On a Covid note, do you chaps usually feel worse flus/colds/chest infections due to immunosuppressant? Whilst I've had the odd terrible bout in the last few years (maybe because I never got the flu jab until this winter), it's not been regular problem. So I am in the dark as to whether Covid would put me in a lot of trouble if caught.

Awesome news about your symptoms and inflammatory markers fella!

As for colds etc, I'm supposed to be at much greater risk, though I'm on Vedolizumab these days which is apparently better side effect / risk wise vs m Infliximab or Adulimumab for that. Not sure about Azathioprine.

It may be because I'm careful, but it's very rare for me to pick up anything at all. Still, I've taken a number of measures which I hope will prevent me from finding out just how bad it could be.

We have pre-existing conditions (some of us bloody loads of them) so in my opinion it's better to play it safe. I've had enough near misses, and spent enough time in hospital, to know it's better to be inconvenienced than run the risk of being gravely ill, or even croaking it.

With a compromised immune systems and pre-existing chronic medical conditions, there's no way you'll find me socialising, or out at all, unless I absolutely have to.

Besides, with the Mrs on Amber Alert and decontaminating anything that crosses the threshold, I don't think I'd have much choice in the matter anyway. :D
 
Last edited:
We have pre-existing conditions (some of us bloody loads of them) so in my opinion it's better to play it safe. I've had enough near misses, and spent enough time in hospital, to know it's better to be inconvenienced than run the risk of being gravely ill, or even croaking it.
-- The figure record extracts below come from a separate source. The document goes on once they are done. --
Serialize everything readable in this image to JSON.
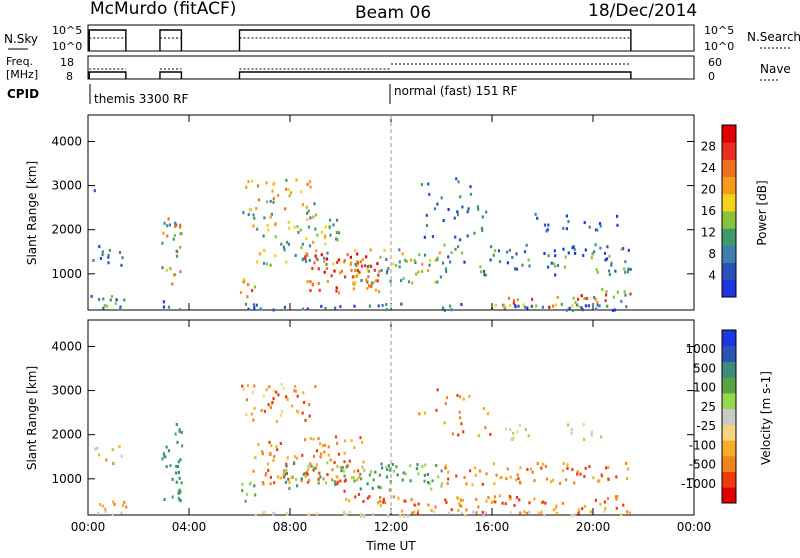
{
  "header": {
    "station": "McMurdo (fitACF)",
    "beam": "Beam 06",
    "date": "18/Dec/2014"
  },
  "top_panels": {
    "nsky_label": "N.Sky",
    "nsky_ticks": [
      "10^5",
      "10^0"
    ],
    "nsearch_label": "N.Search",
    "nsearch_ticks": [
      "10^5",
      "10^0"
    ],
    "freq_label_1": "Freq.",
    "freq_label_2": "[MHz]",
    "freq_ticks": [
      "18",
      "8"
    ],
    "nave_label": "Nave",
    "nave_ticks": [
      "60",
      "0"
    ],
    "cpid_label": "CPID",
    "cpid_1": "themis 3300 RF",
    "cpid_2": "normal (fast) 151 RF"
  },
  "chart_data": [
    {
      "type": "heatmap",
      "name": "Power",
      "ylabel": "Slant Range [km]",
      "yticks": [
        1000,
        2000,
        3000,
        4000
      ],
      "ylim": [
        180,
        4600
      ],
      "xlim": [
        0,
        24
      ],
      "colorbar_label": "Power [dB]",
      "colorbar_ticks": [
        "4",
        "8",
        "12",
        "16",
        "20",
        "24",
        "28"
      ],
      "colors": [
        "#1f35e0",
        "#2b50b8",
        "#3f7fb0",
        "#3e9a6a",
        "#86c23a",
        "#f2d21a",
        "#f59a1a",
        "#f07020",
        "#e83020",
        "#e00000"
      ]
    },
    {
      "type": "heatmap",
      "name": "Velocity",
      "ylabel": "Slant Range [km]",
      "xlabel": "Time UT",
      "yticks": [
        1000,
        2000,
        3000,
        4000
      ],
      "ylim": [
        180,
        4600
      ],
      "xlim": [
        0,
        24
      ],
      "xticks": [
        "00:00",
        "04:00",
        "08:00",
        "12:00",
        "16:00",
        "20:00",
        "00:00"
      ],
      "colorbar_label": "Velocity [m s-1]",
      "colorbar_ticks": [
        "-1000",
        "-500",
        "-100",
        "-25",
        "25",
        "100",
        "500",
        "1000"
      ],
      "colors": [
        "#e00000",
        "#ee3a10",
        "#f3821e",
        "#f6ad27",
        "#f7d37e",
        "#c9c9c9",
        "#99d650",
        "#56a446",
        "#3d8d7e",
        "#2c54b3",
        "#1f35e0"
      ]
    }
  ]
}
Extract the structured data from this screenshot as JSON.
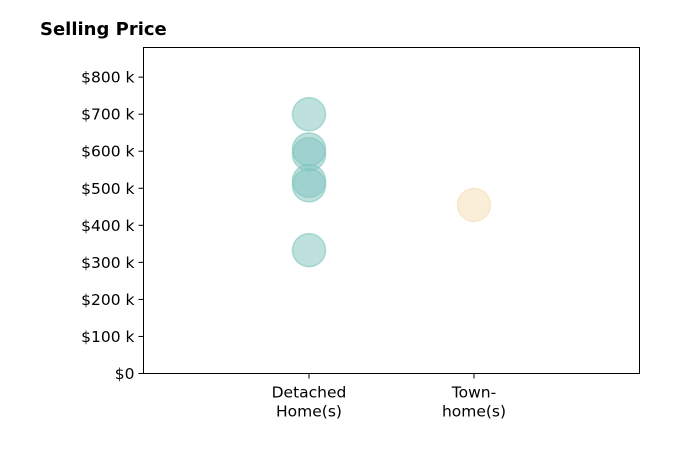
{
  "chart_data": {
    "type": "scatter",
    "title": "Selling Price",
    "xlabel": "",
    "ylabel": "",
    "categories": [
      {
        "lines": [
          "Detached",
          "Home(s)"
        ]
      },
      {
        "lines": [
          "Town-",
          "home(s)"
        ]
      }
    ],
    "ylim": [
      0,
      880000
    ],
    "yticks": [
      {
        "value": 0,
        "label": "$0"
      },
      {
        "value": 100000,
        "label": "$100 k"
      },
      {
        "value": 200000,
        "label": "$200 k"
      },
      {
        "value": 300000,
        "label": "$300 k"
      },
      {
        "value": 400000,
        "label": "$400 k"
      },
      {
        "value": 500000,
        "label": "$500 k"
      },
      {
        "value": 600000,
        "label": "$600 k"
      },
      {
        "value": 700000,
        "label": "$700 k"
      },
      {
        "value": 800000,
        "label": "$800 k"
      }
    ],
    "grid": false,
    "series": [
      {
        "category": 0,
        "color": "#7fc4bd",
        "values": [
          700000,
          605000,
          592000,
          520000,
          508000,
          333000
        ]
      },
      {
        "category": 1,
        "color": "#f5deb3",
        "values": [
          455000
        ]
      }
    ]
  }
}
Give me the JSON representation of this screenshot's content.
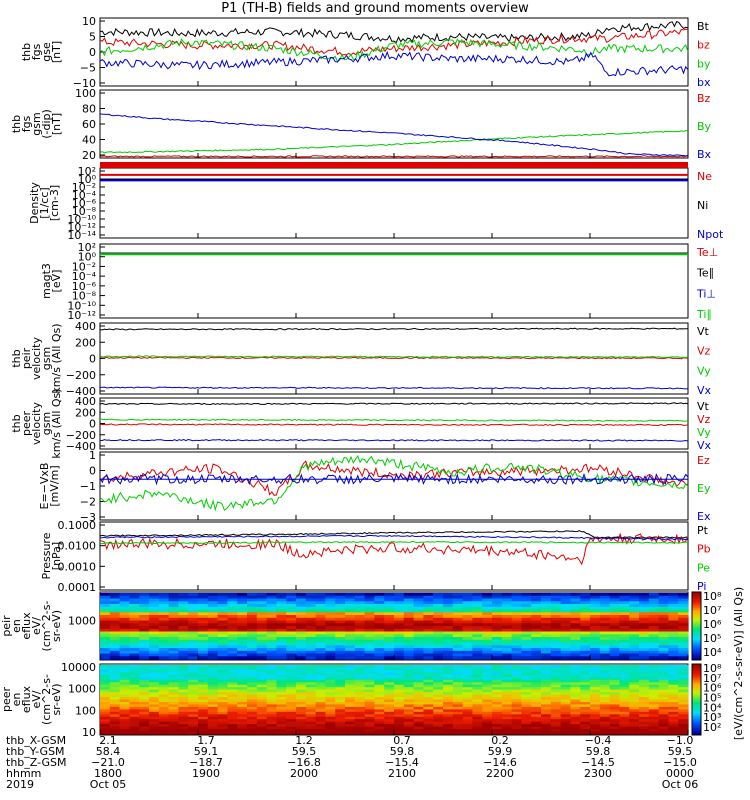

With a compromised immune systems and pre-existing chronic medical conditions, there's no way you'll find me socialising, or out at all, unless I absolutely have to.
:D

I'm exactly the same. Feels like I'm being paranoid, but I'd rather be safe than sorry. Tbh as an introvert, being in a bit of solitude appeals to me anyway.
 
IBD alone can lower your immune system as your body is fighting itself with the condition. I think the general consensus is play it safe if you have any form of IBD regardless of medication. Up the hand washing and avoid gatherings or known ill people. The general guidance at the moment pretty much.
 
Anyone looking into whether we should cut back on any immunosuppressant drugs in case

I know AZA takes a while to get going but just wondering if anyone has thought about it
 
Anyone looking into whether we should cut back on any immunosuppressant drugs in case

I know AZA takes a while to get going but just wondering if anyone has thought about it

I wouldn’t do anything without talking to your care team first. Last thing you want is a flare up due to cutting back your meds and end up in a worse situation.
 
Boys been on Amjevita(I think) pen injections things for a few weeks. Dont think his immune system is suppressed yet going by the last load of bloods. The hospital didnt seem particularly worried, though he is 12 and in a pretty low risk category for Corona. Still a worry of course. :(
 
Anyone looking into whether we should cut back on any immunosuppressant drugs in case

I know AZA takes a while to get going but just wondering if anyone has thought about it

This wouldn't be something we can discuss, it would break forum rules and could get the thread closed.

Speak to your consultant or care team.
 
Anyone looking into whether we should cut back on any immunosuppressant drugs in case

I know AZA takes a while to get going but just wondering if anyone has thought about it

There is a link with some advice above - general advice is basically stay on them/follow advice of doctors... (you don't want a flare up when hospitals are already overrun)

the risk factors with this new virus seems to be things like heart disease, respiratory issues, diabetes and cancer... the various articles I've seen don't mention IBD, obvs we know we've got a slightly lower immune system when taking various meds for IBD.